São eles os heróis, de uma família e de um povo… E, neste contexto, ocorre, de imediato, um outro verso famoso do canto oitavo, em que Paulo da Gama apresenta ao Catual da cidade indiana de Calecute, num tom solene, figuras grandes da história portuguesa e sintetiza a admiração e o respeito de um povo pela figura de Dom Nun’Álvares Pereira, referindo “Ditosa pátria que tal filho teve!”.

Foi ele, de facto, quem, em plena crise de 1383-1385, “quando a independência da pátria estava presa por um fio ténue”, tomou “sobre si a tarefa hercúlea de tudo assumir sobre seus ombros – a imagem remete necessariamente para Hércules que, traído por Atlas quando dele se aproximou para saber do paradeiro das Hespérides, aceitou tomar a seus ombros o globo terráqueo” (Aires A. Nascimento).

A par desta visão épica de Portugal, outras há com forte pendor negativo e de profundo desencanto.

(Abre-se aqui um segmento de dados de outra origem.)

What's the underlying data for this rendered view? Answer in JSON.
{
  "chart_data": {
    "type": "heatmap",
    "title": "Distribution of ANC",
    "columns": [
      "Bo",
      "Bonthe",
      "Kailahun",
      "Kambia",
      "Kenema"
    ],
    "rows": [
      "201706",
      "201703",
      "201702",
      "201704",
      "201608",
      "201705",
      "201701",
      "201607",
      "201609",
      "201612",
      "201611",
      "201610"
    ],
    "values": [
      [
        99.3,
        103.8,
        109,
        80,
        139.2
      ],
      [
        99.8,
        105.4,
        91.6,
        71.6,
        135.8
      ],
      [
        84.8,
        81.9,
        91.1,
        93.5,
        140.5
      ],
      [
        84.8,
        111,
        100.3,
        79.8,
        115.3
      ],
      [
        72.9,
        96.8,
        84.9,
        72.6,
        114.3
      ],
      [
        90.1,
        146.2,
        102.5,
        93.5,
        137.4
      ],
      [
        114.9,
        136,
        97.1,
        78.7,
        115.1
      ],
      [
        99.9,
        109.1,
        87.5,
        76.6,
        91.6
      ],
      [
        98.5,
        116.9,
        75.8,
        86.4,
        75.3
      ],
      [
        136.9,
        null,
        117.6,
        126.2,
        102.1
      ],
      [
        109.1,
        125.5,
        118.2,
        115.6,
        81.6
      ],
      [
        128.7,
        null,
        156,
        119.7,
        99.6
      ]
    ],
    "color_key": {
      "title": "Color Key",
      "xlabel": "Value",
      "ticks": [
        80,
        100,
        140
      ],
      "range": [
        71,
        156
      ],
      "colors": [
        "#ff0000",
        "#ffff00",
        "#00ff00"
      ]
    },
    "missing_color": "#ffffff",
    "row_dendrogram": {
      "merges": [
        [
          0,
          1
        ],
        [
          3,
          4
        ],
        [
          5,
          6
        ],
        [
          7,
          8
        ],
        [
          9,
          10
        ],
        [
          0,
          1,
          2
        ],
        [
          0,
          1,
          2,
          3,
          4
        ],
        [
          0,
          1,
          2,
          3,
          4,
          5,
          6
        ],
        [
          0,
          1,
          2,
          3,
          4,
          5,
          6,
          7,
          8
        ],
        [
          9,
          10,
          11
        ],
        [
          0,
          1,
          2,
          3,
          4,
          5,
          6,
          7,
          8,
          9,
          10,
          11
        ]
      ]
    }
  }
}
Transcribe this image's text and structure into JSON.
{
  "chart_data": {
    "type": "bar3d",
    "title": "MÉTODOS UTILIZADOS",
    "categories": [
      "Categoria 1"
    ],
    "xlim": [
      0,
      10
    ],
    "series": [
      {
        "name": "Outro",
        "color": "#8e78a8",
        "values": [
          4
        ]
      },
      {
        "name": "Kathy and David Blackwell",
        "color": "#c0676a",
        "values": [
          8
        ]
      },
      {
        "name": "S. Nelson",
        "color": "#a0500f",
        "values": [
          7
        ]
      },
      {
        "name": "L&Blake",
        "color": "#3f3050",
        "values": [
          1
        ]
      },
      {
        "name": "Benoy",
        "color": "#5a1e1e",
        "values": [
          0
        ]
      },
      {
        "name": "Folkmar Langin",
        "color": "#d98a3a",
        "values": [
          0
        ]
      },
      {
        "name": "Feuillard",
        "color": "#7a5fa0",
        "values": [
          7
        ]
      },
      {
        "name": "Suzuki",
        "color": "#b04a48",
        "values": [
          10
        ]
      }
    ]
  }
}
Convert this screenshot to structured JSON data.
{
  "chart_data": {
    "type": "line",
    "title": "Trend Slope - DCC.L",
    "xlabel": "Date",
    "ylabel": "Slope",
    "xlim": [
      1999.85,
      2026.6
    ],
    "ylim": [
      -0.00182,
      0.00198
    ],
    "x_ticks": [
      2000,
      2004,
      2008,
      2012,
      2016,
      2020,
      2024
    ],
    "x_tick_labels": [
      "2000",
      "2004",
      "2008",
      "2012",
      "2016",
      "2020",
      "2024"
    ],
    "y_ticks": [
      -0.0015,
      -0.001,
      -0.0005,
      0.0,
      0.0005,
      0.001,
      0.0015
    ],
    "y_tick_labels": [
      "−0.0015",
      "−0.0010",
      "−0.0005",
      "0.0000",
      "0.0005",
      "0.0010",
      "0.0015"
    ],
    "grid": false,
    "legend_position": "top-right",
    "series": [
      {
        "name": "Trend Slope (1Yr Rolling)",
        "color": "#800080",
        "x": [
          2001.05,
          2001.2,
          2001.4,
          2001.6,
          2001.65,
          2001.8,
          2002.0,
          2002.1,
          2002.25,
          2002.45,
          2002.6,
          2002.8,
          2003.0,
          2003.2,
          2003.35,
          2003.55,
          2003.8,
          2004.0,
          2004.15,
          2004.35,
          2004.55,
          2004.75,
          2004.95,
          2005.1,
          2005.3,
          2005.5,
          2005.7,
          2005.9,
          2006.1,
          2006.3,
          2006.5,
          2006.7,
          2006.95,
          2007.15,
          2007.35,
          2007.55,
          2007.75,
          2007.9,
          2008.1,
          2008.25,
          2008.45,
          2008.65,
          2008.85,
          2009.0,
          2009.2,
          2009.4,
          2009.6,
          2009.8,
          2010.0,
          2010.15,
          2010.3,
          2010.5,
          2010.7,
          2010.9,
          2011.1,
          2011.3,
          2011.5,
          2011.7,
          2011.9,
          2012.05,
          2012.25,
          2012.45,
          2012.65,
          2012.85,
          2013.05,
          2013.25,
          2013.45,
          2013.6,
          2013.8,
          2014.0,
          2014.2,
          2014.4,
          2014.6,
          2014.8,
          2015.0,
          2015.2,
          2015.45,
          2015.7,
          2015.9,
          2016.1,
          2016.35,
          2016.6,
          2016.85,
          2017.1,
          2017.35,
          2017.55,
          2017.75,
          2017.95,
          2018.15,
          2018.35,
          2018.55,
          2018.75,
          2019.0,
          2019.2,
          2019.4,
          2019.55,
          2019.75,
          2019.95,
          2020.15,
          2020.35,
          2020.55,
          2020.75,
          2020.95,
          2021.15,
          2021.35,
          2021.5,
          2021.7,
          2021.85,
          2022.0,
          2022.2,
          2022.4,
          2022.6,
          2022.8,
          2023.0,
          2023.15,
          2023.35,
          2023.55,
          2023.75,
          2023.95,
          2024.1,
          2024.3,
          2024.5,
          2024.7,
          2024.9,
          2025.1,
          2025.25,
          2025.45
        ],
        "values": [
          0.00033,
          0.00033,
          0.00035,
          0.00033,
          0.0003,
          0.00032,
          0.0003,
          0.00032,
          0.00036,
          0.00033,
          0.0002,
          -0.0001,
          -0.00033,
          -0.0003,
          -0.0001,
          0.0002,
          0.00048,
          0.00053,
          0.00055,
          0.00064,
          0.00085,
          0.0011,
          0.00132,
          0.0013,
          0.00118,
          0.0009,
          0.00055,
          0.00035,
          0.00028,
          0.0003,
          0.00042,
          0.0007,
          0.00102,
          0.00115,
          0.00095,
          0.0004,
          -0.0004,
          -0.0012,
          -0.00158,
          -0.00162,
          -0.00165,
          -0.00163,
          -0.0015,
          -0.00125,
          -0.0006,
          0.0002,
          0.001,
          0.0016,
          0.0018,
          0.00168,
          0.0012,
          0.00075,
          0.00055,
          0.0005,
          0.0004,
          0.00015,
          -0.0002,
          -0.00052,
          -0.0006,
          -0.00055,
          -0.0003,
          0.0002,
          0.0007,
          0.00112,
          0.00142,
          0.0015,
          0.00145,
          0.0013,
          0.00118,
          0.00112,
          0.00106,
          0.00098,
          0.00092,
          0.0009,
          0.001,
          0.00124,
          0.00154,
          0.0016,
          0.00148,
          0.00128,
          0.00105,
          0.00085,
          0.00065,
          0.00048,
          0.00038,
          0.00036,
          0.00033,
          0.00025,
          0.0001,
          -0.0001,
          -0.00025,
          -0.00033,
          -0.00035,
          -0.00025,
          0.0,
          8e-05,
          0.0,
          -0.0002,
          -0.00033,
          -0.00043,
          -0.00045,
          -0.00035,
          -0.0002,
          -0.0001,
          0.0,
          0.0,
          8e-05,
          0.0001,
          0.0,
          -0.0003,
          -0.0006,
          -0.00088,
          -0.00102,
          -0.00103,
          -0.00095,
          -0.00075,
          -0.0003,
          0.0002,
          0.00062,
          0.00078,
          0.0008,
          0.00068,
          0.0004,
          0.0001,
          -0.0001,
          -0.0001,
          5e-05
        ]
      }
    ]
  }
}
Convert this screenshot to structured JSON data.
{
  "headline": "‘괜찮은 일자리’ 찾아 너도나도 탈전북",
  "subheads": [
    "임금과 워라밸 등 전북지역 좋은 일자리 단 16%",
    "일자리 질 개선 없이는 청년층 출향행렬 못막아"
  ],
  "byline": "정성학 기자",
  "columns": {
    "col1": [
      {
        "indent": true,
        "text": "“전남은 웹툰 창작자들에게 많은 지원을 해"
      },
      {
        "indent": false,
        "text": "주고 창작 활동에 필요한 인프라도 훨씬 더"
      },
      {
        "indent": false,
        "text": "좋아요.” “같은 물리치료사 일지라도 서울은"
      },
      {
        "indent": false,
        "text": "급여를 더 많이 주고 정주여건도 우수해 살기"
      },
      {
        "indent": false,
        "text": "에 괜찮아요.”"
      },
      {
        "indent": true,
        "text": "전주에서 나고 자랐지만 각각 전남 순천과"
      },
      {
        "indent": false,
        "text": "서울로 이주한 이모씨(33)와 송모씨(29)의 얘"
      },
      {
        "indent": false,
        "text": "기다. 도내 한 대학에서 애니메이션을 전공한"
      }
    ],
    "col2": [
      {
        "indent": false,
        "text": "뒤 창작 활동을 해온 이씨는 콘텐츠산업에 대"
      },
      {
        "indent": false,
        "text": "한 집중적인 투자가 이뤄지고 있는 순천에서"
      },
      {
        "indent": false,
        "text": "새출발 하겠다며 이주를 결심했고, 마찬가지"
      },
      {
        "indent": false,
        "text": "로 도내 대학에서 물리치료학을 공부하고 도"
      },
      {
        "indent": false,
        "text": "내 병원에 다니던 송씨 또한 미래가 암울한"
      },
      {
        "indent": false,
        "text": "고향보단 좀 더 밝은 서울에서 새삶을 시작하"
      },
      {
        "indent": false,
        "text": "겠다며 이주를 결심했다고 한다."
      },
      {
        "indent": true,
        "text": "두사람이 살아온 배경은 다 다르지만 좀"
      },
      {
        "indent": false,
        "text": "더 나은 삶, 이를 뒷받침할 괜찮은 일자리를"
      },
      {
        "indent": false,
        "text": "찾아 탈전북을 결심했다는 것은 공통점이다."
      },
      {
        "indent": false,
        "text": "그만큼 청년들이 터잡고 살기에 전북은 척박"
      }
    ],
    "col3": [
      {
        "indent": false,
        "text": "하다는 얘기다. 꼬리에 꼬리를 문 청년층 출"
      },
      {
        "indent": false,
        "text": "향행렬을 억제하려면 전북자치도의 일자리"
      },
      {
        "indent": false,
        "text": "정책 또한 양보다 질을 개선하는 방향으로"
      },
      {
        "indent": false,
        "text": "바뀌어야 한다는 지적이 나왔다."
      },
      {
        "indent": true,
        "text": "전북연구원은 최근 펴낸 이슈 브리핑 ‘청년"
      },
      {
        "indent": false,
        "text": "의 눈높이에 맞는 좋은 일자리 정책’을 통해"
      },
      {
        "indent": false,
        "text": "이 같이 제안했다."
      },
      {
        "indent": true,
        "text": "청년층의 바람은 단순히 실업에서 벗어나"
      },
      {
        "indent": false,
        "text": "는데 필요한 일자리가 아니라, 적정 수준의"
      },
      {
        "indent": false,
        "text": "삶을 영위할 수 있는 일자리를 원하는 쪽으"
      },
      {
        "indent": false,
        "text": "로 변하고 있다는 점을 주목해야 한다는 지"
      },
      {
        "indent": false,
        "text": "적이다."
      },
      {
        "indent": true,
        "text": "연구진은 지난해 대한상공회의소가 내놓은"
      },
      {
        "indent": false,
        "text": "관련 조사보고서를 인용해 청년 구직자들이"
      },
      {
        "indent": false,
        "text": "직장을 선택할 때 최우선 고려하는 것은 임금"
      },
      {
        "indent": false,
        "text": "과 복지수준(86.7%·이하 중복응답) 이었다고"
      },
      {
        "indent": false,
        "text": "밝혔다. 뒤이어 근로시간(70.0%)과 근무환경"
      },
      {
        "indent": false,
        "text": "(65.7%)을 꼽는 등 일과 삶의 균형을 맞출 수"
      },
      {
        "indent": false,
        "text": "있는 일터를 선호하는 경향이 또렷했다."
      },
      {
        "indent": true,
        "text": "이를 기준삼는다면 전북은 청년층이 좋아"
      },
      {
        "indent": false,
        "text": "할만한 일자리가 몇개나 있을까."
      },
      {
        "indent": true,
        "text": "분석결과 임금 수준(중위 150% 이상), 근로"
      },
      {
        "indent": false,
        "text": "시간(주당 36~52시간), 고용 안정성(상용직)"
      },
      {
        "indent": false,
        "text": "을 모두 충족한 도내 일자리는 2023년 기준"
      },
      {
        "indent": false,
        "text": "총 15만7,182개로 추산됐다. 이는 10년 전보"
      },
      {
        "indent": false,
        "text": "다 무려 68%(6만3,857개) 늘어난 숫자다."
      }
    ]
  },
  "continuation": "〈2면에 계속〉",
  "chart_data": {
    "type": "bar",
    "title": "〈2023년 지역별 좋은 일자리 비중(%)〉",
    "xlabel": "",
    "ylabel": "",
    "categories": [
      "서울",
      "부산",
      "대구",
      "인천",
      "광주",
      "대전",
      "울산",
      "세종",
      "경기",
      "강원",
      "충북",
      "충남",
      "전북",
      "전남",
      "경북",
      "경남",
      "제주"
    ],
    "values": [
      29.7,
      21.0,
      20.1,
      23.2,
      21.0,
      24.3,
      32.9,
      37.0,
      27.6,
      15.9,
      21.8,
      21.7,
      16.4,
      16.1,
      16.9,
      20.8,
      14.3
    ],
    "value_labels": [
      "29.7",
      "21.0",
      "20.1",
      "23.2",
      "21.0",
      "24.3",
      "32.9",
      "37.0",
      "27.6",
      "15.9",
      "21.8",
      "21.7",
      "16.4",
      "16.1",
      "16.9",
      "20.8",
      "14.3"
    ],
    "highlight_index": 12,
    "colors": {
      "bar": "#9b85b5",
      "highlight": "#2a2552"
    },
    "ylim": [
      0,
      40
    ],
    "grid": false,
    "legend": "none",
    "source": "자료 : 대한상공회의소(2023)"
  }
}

Jorge de Sena, por exemplo, no poema "A Portugal" (1961), não hesita em recusar a pátria, que não é a mátria de Eduardo Lourenço, mas antes a madrasta:

“Esta é a ditosa pátria minha amada. Não.

Nem é ditosa, porque o não merece.

Nem minha amada, porque é só madrasta.

Nem pátria minha, porque eu não mereço

A pouca sorte de ter nascido dela.”

 

E a revolta do poeta termina em apoteose:

“(…) és peste e fome e guerra e dor de coração.

Eu te pertenço, mas ser's minha, não.”

Para Jorge de Sena, Portugal não é a mátria lusitana exaltada n’“Os Lusíadas”, mas, antes, a madrasta que provoca desencanto.

384 anos depois da Restauração ou Aclamação da Independência, a 1 de dezembro de 1640, Portugal continua um desafio à cidadania de todos e de cada um de nós. Até porque permanece lapidar o verso final do poema “Infante” (“Mensagem”, 1934), de Fernando Pessoa: “Senhor, falta cumprir-se Portugal!”.